4.9 Het bovenstaande leidt tot de slotsom dat niet is komen vast te staan dat sprake is van een toerekenbare tekortkoming van SAR in haar verplichtingen uit hoofde van de Verzekering c.q. dat zij haar werkzaamheden niet als een redelijk bekwaam en redelijk handelend rechtsbijstandverlener heeft verricht en dat de vordering van Consument dient te worden afgewezen.

5. Beslissing

De Commissie wijst de vordering af.

In artikel 5 van het Reglement van de Commissie van Beroep Financiële Dienstverlening is bepaald in welke gevallen beroep openstaat van bindende beslissingen van de Geschillencommissie Financiële Dienstverlening bij de Commissie van Beroep Financiële Dienstverlening. Daarbij geldt een termijn van zes weken na verzending van deze uitspraak. Op de website van Kifid vindt u praktische informatie over het instellen van beroep. Zie hiervoor www.kifid.nl/consumenten/hoe-wordt-uw-klacht-behandeld.

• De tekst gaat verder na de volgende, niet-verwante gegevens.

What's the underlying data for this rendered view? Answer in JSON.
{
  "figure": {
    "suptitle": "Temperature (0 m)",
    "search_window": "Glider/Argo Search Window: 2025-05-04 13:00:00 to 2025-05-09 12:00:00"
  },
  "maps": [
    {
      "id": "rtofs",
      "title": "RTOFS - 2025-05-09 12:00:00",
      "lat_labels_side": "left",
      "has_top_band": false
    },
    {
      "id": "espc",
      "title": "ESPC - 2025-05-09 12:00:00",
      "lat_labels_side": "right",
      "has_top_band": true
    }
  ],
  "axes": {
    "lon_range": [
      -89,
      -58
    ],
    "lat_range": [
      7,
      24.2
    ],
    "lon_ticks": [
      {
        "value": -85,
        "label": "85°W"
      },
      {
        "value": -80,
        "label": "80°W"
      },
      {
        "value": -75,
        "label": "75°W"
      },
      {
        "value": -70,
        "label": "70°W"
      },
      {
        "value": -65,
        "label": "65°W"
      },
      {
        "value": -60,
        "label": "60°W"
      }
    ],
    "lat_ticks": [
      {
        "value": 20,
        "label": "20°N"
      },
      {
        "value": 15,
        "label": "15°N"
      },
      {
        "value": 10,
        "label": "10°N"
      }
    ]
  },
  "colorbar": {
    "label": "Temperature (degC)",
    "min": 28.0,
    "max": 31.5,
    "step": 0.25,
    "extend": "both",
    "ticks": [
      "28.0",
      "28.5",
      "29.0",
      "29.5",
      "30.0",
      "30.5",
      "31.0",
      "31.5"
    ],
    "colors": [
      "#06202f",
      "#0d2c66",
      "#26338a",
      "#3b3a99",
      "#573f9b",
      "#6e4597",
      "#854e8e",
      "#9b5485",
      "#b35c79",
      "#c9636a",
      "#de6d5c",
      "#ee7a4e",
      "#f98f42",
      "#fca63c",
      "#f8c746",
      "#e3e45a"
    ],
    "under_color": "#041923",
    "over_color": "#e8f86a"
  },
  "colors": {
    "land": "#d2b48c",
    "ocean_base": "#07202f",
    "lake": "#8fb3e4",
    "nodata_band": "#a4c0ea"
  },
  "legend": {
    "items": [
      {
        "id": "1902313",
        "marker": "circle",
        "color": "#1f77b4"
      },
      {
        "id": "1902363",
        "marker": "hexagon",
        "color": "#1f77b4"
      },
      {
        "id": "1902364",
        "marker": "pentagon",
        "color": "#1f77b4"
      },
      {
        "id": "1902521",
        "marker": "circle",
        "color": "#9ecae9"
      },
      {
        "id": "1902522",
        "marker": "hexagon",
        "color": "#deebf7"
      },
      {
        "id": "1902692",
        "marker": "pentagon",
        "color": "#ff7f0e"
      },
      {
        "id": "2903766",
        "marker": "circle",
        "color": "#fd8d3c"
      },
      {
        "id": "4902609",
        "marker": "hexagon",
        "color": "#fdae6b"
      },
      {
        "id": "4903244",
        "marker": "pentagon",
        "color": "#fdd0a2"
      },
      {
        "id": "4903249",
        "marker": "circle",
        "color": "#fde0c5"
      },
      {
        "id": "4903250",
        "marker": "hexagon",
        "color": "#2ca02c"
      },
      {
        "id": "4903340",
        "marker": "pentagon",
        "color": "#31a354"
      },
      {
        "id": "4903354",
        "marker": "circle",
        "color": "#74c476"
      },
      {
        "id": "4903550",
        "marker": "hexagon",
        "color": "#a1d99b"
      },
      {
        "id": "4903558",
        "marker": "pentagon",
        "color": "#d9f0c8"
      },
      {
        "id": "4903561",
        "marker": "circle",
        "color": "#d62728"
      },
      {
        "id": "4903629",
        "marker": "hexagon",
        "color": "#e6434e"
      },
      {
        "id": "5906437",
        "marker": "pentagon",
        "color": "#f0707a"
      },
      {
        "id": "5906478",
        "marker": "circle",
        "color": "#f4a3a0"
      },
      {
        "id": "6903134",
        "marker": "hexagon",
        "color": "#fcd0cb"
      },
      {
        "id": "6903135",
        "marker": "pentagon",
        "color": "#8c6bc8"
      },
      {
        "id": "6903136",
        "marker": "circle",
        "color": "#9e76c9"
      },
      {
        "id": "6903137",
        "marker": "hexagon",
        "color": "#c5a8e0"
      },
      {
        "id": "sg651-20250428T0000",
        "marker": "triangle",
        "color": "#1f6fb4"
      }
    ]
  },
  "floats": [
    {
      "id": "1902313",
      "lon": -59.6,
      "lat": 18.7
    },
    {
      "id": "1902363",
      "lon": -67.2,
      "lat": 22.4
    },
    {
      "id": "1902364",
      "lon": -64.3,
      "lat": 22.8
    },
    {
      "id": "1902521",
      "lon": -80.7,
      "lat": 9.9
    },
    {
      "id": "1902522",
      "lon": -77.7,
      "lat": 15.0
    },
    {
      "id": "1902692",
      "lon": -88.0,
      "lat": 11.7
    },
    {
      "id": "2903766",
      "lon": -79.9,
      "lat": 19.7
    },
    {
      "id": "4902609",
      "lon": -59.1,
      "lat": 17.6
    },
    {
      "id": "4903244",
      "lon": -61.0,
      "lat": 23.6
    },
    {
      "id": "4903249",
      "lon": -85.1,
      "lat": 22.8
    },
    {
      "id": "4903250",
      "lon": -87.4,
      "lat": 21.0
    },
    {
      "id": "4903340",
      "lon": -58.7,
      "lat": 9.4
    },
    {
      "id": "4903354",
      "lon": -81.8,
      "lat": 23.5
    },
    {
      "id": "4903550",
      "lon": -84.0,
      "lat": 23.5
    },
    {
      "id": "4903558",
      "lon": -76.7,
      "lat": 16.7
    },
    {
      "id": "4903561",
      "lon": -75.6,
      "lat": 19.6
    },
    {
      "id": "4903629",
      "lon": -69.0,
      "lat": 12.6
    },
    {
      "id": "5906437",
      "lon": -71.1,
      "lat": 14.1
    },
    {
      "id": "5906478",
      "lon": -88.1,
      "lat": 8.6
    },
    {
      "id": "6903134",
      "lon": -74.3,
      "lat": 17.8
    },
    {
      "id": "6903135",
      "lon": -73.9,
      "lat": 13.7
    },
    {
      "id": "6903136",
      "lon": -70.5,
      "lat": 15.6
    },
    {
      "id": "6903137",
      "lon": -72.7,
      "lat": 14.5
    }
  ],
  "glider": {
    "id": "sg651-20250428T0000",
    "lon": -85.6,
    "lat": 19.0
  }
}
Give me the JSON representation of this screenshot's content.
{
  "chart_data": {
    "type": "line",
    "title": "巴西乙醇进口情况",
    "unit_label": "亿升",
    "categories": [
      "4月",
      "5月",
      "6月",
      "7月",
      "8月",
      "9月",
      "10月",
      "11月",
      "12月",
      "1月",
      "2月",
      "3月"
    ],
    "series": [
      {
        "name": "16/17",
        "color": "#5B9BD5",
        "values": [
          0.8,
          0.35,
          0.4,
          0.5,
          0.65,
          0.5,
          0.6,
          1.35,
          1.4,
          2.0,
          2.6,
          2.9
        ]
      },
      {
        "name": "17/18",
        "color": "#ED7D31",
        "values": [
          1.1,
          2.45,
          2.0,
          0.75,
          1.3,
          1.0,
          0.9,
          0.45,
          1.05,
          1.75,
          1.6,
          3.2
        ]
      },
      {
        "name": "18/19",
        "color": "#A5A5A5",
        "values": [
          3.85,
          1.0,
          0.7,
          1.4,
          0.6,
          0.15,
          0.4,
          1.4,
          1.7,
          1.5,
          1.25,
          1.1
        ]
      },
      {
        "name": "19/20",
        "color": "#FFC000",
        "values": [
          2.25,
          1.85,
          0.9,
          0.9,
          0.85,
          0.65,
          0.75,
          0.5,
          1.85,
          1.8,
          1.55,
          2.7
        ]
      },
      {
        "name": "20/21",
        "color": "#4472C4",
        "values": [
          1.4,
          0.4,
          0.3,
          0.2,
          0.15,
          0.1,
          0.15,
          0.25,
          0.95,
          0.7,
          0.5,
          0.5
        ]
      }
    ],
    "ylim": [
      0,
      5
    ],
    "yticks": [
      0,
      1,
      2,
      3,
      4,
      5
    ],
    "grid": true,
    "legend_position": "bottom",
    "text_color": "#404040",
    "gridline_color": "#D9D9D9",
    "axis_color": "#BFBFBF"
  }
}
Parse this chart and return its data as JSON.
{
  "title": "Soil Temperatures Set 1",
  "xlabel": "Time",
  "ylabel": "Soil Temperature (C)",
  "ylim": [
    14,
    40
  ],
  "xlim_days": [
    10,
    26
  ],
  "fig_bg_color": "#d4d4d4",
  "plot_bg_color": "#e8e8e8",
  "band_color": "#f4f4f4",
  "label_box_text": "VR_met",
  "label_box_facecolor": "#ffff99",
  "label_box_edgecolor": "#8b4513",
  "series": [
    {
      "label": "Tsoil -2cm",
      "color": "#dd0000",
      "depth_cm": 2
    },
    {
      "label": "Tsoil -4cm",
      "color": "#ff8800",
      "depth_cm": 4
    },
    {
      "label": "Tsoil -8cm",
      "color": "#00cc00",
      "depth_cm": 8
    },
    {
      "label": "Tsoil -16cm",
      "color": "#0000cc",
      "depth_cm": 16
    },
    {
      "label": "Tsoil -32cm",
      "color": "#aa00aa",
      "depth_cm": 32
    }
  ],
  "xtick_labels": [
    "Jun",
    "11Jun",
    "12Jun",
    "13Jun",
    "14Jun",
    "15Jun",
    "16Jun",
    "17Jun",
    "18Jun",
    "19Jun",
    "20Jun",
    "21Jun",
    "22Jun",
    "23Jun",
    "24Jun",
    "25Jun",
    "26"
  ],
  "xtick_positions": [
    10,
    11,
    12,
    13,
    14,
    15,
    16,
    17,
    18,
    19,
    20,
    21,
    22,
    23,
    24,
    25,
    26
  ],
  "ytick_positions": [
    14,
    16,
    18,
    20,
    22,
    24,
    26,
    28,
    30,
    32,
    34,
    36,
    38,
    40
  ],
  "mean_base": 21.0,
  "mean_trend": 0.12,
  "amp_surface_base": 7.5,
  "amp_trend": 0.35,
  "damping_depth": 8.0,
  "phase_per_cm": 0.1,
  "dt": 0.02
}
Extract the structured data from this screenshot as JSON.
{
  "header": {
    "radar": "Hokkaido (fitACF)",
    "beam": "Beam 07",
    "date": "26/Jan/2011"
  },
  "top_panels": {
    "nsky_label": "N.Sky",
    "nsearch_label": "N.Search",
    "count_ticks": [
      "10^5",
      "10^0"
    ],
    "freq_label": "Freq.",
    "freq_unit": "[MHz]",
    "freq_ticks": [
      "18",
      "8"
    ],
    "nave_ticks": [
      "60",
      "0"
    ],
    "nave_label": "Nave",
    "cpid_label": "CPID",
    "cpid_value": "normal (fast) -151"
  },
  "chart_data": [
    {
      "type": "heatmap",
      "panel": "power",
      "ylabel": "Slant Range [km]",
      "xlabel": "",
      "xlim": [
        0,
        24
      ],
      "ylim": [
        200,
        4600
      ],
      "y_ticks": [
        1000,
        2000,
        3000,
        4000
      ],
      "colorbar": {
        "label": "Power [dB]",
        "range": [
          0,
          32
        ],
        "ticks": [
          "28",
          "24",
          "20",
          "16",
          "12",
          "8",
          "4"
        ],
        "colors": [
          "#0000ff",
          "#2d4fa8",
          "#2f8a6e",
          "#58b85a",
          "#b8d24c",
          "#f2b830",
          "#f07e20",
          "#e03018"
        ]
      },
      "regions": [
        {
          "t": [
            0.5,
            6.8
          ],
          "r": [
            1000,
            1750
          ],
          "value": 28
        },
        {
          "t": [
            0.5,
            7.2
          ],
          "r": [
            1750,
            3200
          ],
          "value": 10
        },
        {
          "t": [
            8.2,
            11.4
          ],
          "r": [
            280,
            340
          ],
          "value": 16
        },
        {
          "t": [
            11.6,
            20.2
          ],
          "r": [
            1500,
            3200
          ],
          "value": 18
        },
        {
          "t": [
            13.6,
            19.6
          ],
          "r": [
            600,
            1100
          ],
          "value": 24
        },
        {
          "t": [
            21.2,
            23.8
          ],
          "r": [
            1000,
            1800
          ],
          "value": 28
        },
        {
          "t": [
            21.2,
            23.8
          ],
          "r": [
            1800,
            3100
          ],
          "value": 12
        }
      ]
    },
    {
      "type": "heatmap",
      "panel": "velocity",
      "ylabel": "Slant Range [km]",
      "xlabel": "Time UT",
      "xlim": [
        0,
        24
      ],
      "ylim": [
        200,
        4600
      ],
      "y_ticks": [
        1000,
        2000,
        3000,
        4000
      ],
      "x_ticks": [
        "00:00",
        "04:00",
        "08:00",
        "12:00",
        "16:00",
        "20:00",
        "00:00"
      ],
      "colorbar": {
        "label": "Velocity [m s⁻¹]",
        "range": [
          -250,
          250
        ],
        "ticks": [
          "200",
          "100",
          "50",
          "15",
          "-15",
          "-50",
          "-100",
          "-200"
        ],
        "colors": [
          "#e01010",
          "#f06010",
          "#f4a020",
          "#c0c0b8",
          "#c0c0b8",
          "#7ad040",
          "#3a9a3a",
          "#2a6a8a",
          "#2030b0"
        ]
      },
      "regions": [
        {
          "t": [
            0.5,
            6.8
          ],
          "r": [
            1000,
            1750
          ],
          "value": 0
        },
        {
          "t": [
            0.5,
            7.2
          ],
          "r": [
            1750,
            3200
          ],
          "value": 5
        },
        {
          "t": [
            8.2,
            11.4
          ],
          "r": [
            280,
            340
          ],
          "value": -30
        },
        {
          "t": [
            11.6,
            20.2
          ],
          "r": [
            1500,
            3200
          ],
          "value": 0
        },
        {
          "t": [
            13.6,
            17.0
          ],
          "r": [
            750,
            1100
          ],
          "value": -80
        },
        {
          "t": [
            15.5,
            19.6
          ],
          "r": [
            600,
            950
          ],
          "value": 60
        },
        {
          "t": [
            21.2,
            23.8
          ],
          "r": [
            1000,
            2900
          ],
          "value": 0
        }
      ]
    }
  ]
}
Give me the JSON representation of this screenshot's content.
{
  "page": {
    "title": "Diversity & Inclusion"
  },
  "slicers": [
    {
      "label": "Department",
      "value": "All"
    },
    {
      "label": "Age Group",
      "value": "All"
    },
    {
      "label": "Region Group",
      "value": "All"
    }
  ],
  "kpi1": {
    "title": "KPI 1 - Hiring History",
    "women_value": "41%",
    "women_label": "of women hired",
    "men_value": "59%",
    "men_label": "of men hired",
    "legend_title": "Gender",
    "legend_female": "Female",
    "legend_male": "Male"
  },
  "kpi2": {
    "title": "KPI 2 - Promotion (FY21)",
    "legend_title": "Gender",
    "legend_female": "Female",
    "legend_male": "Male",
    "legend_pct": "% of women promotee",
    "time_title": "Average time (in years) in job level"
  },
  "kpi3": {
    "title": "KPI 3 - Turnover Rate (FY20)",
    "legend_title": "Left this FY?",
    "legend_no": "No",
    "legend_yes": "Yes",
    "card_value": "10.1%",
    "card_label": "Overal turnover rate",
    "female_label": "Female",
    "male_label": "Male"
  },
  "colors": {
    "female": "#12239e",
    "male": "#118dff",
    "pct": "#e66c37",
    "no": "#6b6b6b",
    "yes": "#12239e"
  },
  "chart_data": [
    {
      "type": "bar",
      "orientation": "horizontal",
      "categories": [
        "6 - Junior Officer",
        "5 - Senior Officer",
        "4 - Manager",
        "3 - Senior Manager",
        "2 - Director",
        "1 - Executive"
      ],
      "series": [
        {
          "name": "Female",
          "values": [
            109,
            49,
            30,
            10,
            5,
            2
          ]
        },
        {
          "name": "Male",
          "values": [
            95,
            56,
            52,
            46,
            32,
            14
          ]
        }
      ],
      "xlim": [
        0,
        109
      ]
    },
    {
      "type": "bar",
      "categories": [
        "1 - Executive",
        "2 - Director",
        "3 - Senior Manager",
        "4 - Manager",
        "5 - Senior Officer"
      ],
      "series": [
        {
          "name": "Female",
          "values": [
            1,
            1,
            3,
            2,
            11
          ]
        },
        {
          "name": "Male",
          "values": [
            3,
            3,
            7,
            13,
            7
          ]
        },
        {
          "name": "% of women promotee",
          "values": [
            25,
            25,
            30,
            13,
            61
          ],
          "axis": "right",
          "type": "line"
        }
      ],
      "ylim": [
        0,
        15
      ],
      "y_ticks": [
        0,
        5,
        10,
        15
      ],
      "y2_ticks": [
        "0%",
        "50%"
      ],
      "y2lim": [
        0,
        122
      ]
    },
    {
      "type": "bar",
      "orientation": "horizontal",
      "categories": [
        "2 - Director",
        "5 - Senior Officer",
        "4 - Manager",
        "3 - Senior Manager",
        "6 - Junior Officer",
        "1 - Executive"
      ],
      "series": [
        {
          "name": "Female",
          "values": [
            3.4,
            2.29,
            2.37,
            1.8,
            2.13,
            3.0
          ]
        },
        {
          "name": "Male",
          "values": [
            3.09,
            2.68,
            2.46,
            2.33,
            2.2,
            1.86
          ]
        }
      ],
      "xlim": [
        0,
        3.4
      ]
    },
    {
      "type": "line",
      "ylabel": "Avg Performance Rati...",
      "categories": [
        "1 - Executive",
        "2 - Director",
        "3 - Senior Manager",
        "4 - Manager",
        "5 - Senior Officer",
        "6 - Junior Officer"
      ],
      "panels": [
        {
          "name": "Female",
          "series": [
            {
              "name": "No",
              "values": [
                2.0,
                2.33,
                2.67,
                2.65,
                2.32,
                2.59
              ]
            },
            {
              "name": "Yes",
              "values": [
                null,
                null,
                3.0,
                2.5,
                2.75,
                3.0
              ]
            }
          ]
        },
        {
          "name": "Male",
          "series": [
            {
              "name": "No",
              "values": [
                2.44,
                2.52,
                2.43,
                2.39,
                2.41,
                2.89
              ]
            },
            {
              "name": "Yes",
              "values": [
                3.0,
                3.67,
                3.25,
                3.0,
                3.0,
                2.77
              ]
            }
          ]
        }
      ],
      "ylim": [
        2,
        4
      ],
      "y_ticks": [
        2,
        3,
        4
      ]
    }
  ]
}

U kunt, binnen twee weken na de verzenddatum van deze uitspraak, bij de Voorzitter van de Geschillencommissie Financiële Dienstverlening schriftelijk een verzoek indienen tot herstel van kennelijke vergissingen in de uitspraak. U moet daarbij met name denken aan correctie van reken- of schrijffouten en verbetering van namen en data. De volledige procedure met de termijnen die daarbij in acht moeten worden genomen staat beschreven in artikel 46 van het Reglement.